Google risponde alle richieste di Max Mosley, chiedendo all'Alta Corte di Londra di fermare la causa in corso.

max-mosley-620x350

Il braccio di ferro tra Google e Max Mosley andrà avanti nel Regno Unito, dove l'ex boss della FIA aveva avviato mesi fa una causa legale nei confronti dell'azienda americana, accusata ancora una volta di non aver rimosso le foto che lo ritraevano all'interno di alcuni festini a luci rosse.

È di ieri invece la notizia secondo la quale Google ha chiesto all'Alta Corte di Londra di bloccare il tutto, al fine di evitare un obbligo che imponga a Mountain View di monitorare e limitare il flusso di dati su Internet: Mosley, dal canto suo, continua invece a sostenere che il motore di ricerca debba impedire ai suoi utenti di accedere alle foto per garantire la propria privacy.

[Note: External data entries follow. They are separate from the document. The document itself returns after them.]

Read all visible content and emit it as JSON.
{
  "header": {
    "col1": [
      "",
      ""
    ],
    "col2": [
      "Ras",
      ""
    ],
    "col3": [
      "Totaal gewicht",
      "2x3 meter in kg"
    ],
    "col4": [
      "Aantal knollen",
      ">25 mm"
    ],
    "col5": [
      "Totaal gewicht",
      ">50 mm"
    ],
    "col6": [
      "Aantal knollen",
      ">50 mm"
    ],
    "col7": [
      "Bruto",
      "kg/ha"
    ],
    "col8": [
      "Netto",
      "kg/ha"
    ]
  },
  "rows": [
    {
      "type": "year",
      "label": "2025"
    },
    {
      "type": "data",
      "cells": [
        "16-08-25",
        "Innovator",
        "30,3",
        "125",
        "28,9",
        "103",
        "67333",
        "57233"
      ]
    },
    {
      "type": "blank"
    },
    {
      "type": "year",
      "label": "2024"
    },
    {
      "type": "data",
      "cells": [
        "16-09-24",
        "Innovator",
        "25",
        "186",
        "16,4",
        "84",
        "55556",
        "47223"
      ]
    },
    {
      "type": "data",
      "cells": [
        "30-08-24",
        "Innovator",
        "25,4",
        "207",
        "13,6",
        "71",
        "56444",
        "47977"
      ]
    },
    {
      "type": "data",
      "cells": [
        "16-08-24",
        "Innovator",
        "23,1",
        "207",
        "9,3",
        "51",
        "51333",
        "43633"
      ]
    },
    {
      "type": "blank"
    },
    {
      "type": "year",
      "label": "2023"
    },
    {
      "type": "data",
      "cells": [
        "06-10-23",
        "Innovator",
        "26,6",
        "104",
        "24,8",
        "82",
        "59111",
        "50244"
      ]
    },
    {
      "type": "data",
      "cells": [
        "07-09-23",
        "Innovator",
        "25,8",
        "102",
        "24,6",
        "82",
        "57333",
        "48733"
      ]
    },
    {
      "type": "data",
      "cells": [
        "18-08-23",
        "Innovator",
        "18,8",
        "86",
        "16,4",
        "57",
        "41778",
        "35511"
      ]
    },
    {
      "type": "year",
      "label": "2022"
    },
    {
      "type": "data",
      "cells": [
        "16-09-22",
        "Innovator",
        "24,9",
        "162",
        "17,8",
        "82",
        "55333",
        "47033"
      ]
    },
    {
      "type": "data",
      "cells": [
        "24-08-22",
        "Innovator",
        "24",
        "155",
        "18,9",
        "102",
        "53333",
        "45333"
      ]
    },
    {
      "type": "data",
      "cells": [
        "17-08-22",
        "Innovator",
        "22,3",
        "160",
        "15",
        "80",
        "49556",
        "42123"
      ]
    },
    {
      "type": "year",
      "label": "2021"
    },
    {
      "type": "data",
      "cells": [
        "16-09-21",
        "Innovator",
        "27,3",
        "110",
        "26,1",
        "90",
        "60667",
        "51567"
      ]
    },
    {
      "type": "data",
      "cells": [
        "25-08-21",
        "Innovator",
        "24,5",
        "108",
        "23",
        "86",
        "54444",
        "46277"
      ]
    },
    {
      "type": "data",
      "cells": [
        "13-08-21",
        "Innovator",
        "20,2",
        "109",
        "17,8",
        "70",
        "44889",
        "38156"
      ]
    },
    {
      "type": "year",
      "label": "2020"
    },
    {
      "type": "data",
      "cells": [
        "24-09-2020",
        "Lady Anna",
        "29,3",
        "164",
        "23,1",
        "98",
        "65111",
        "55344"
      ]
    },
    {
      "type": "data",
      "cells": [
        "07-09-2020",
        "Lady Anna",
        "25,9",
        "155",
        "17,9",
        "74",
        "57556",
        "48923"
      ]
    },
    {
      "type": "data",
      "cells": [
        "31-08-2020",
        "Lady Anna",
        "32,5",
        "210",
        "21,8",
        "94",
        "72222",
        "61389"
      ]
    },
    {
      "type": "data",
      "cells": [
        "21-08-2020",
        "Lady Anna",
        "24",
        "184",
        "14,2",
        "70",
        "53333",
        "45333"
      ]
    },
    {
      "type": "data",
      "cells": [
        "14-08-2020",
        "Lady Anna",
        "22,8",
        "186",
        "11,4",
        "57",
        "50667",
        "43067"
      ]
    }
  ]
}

Le immagini erano state pubblicate inizialmente nel 2008 da News of the World, che tempo dopo ha dovuto risarcire Mosley di circa 77.000 euro in quanto il tribunale stabilì l'assenza d'interesse pubblico nella vicenda. In realtà, Google ha affermato di avere già preso provvedimenti per ridurre la possibilità di accedere alle immagini, ma il gigante tecnologico vuole evitare di farle scomparire completamente.

Lo stesso Mosley avrebbe infatti già fornito alcuni termini di ricerca in base ai quali Google non mostra le immagini, che ricordiamo ritraevano l'ex presidente FIA in compagnia di prostitute in uniformi naziste. La teoria portata ora avanti dal motore di ricerca include inoltre una tesi secondo la quale Max Mosley non può pretendere di mantenere la propria privacy, visto il lunghissimo lasso di tempo durante il quale le foto sono state pubblicate online.

Naturalmente, Google contesta anche la posizione dell'accusa di Mosley, secondo la quale Google deve essere considerata colei che ha pubblicato le immagini online, almeno per scopi legali.